Canlıların en sadık olanları onlarmış,
eşini kaybeden başka biriyle asla olamazmış!
İnsanlara bunu anlatabilir
misiniz?
Ne yaparsın hayat devam ediyor,
perdesiyle korunur aklınıza eseni yaparsınız…

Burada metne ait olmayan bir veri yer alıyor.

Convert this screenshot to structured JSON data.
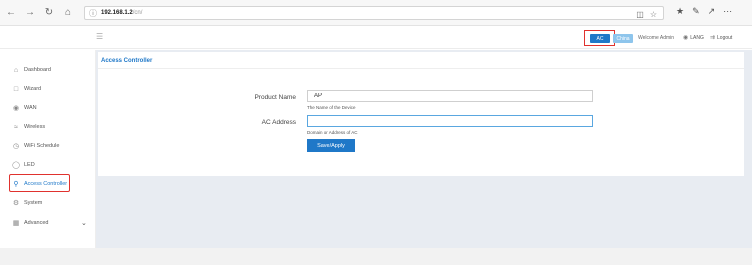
{
  "browser": {
    "url_host": "192.168.1.2",
    "url_path": "/cn/"
  },
  "header": {
    "lang_ac": "AC",
    "lang_cn": "China",
    "welcome": "Welcome Admin",
    "lang_link": "LANG",
    "logout": "Logout"
  },
  "sidebar": {
    "items": [
      {
        "label": "Dashboard",
        "icon": "home-icon"
      },
      {
        "label": "Wizard",
        "icon": "wizard-icon"
      },
      {
        "label": "WAN",
        "icon": "globe-icon"
      },
      {
        "label": "Wireless",
        "icon": "wifi-icon"
      },
      {
        "label": "WiFi Schedule",
        "icon": "clock-icon"
      },
      {
        "label": "LED",
        "icon": "bulb-icon"
      },
      {
        "label": "Access Controller",
        "icon": "pin-icon"
      },
      {
        "label": "System",
        "icon": "gear-icon"
      },
      {
        "label": "Advanced",
        "icon": "grid-icon"
      }
    ],
    "active_index": 6
  },
  "main": {
    "title": "Access Controller",
    "product_name_label": "Product Name",
    "product_name_value": "AP",
    "product_name_hint": "The Name of the Device",
    "ac_address_label": "AC Address",
    "ac_address_value": "",
    "ac_address_hint": "Domain or Address of AC",
    "save_label": "Save/Apply"
  },
  "colors": {
    "accent": "#1f78c8",
    "highlight": "#e0322e"
  }
}
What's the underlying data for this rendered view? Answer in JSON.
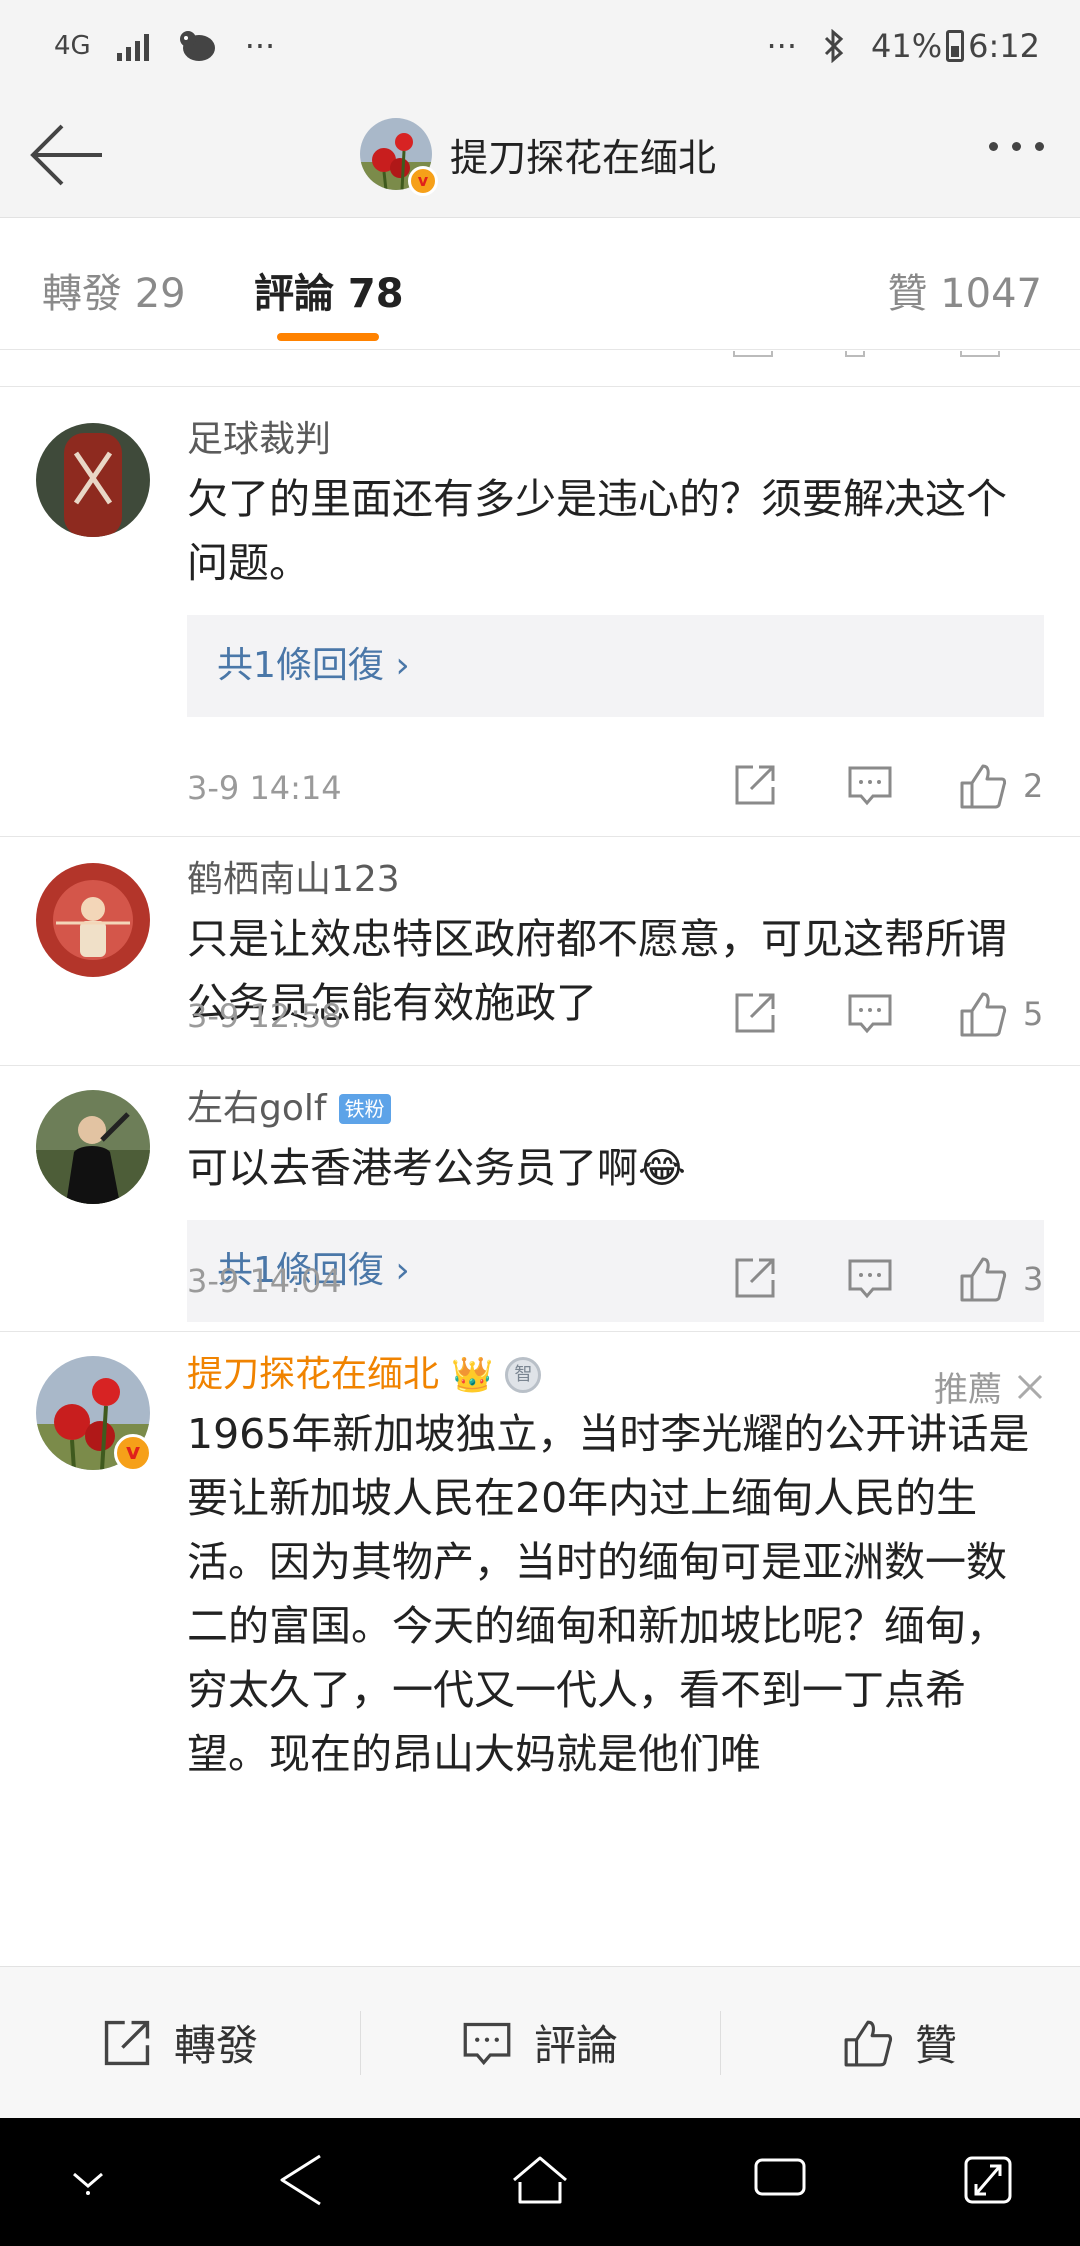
{
  "status_bar": {
    "network": "4G",
    "left_dots": "···",
    "right_dots": "···",
    "battery_percent": "41%",
    "time": "6:12"
  },
  "header": {
    "title": "提刀探花在缅北"
  },
  "tabs": {
    "repost": "轉發 29",
    "comment": "評論 78",
    "like": "贊 1047"
  },
  "comments": [
    {
      "username": "足球裁判",
      "text": "欠了的里面还有多少是违心的？须要解决这个问题。",
      "reply_label": "共1條回復 ›",
      "time": "3-9 14:14",
      "likes": "2"
    },
    {
      "username": "鹤栖南山123",
      "text": "只是让效忠特区政府都不愿意，可见这帮所谓公务员怎能有效施政了",
      "time": "3-9 12:58",
      "likes": "5"
    },
    {
      "username": "左右golf",
      "badge": "铁粉",
      "text": "可以去香港考公务员了啊😂",
      "reply_label": "共1條回復 ›",
      "time": "3-9 14:04",
      "likes": "3"
    },
    {
      "username": "提刀探花在缅北",
      "medal": "智",
      "recommend": "推薦",
      "text": "1965年新加坡独立，当时李光耀的公开讲话是要让新加坡人民在20年内过上缅甸人民的生活。因为其物产，当时的缅甸可是亚洲数一数二的富国。今天的缅甸和新加坡比呢？缅甸，穷太久了，一代又一代人，看不到一丁点希望。现在的昂山大妈就是他们唯"
    }
  ],
  "bottom_bar": {
    "repost": "轉發",
    "comment": "評論",
    "like": "贊"
  },
  "icons": {
    "back": "arrow-left-icon",
    "more": "more-dots-icon",
    "forward": "share-box-icon",
    "comment": "comment-bubble-icon",
    "like": "thumbs-up-icon"
  },
  "colors": {
    "accent": "#ff8200",
    "link": "#4a77a8",
    "author_name": "#f08300",
    "verified_badge": "#f6a019"
  }
}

Sanki kumrularda devam etmiyor
hayat!
∘∘∘
Yorgun karaçamlarla kaplı parkın
ucundaki yörük evinin bir köpeği var.
Bir türlü ısınamadı bana, evin
önünü yasakladı…
Yolumu onu sinirlendirmeyecek
şekilde düzenliyorum.
Erken bir u-dönüşü ile ana yola
geçiyorum…
∘∘∘
Köşede hep yörük Mehmet oturur,
elinde kaçıncı olduğunu kestiremediğim sarma bir sigara vardır…
Bazen uzaktan selamlaşırız, bazen
iki lâf ederiz…
“Yürüyorsun güzel,” der, söze
girer.
∘∘∘
Biraz daha ilerde yine kumrular…
İnsanlar neden onlar kadar
güvenilir değil, sorusu aklıma yine düşer.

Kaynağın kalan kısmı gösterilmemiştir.